After months of continuous tactical alterations under previous Coach Marcello Lippi, the players must have welcomed the same 4-3-1-2 system used against Germany (and against Romania in November). Prandelli has clear ideas as to how he wants to set up his Italy team, and how he wants them to play. That clarity of thought, reflected in his choices, is starting to manifest itself on the pitch.
It must be said that Slovenia did not offer a great deal. They were a solid outfit but with little talent going forward. As such, the Italians did not look anything other than comfortable for most of the match. This helped some players such as the two full-backs and Riccardo Montolivo and maybe hindered others who perhaps needed a game with more intensity and a quicker tempo to show their true qualities, like Antonio Cassano, who was slightly off-colour during his time on the pitch.
Nevertheless Prandelli will be happy that his former charge Montolivo managed to put in a shift that half-resembles some of his best work for his club, and not before time. It was not the Fiorentina man at his absolute best, but it was infinitely better than his previous 20 attempts to play well for Italy.
His role seemed to be to drive forward as often as possible, something slightly different to what we are accustomed to seeing from him in an Italy shirt. Normally, he hangs around in the midfield in an attempt to pull the strings but that was Alberto Aquilani’s remit on Friday evening. Without that expectation on him to create and the subsequent freedom of movement given to him, he put in possibly his best performance for the Azzurri since coming off the bench against Egypt in the 2009 Confederations Cup. His early half-volleyed shot from the edge of the box early on in the game signalled his intent, and he kept it up well until he was substituted for Claudio Marchisio.

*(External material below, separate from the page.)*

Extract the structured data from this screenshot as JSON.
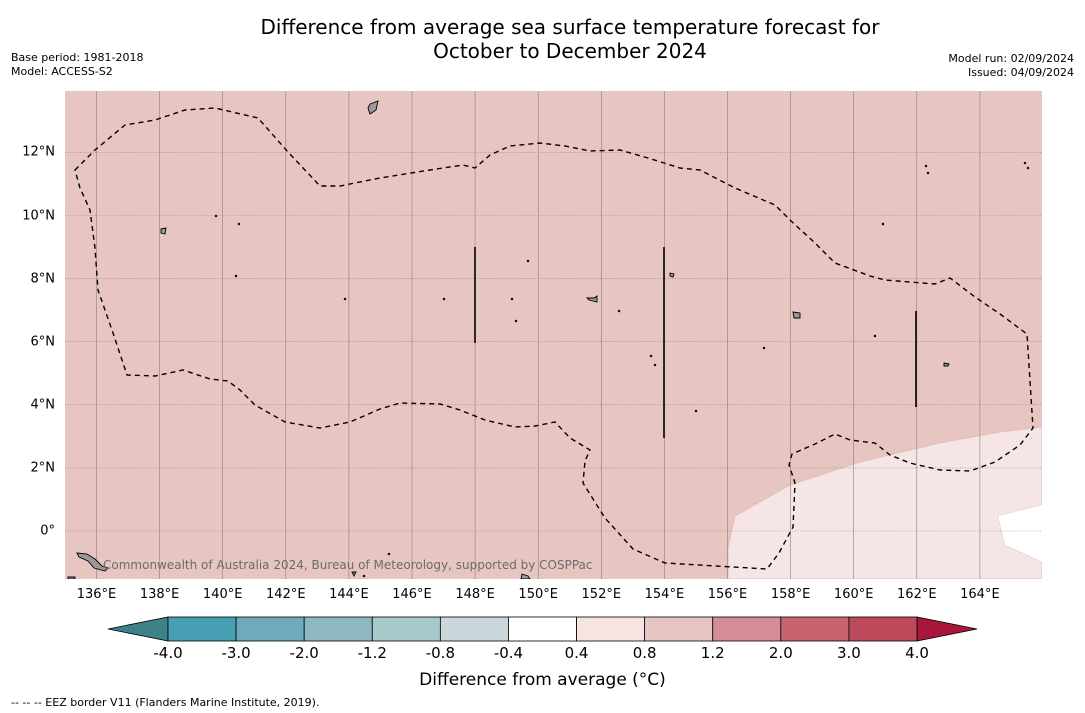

Naturally, this needs to be tempered by the fact the opposition were average at best, especially when it came to pressing the ball, and the fact that one good game does not cancel out the 20 mediocre ones he has had previously. But if Prandelli can provide Montolivo this sort of role in the team in future, he may start to witness those performances while he was his Coach at Fiorentina in the blue of Italy.
Unfortunately, one player for who snap judgements based on one game will not be made is Stefano Mauri. This was his fifth consecutive start for Italy, and his fourth anonymous game (the abandoned qualifier against Serbia has perhaps prevented it from being his fifth). Words have been spent on Mauri in previous analyses and so are not necessary to repeat. Needless to say, this is the second game in a row where Italy has scored after he has been taken off. There are still issues offensively which Prandelli has yet to solve, namely finding a defined style when attacking, and although the fault is not entirely Mauri’s, his consistent inclusion is not aiding the formulation of a solution.
Defensively the side looked confident. Leonardo Bonucci had his now obligatory lapse in concentration, something which needs to be ironed out quickly if he is to be a regular in defence. The full-backs benefited defensively from the comfortable state Italy found themselves in, but their quality in the attacking third was found wanting, save for Federico Balzaretti’s involvement in the goal.
It is still debatable whether Balzaretti or Christian Maggio are of the required quality to compete at international level. But they have, along with the rest of the team, given Prandelli something to build on heading into Tuesday’s friendly against Ukraine.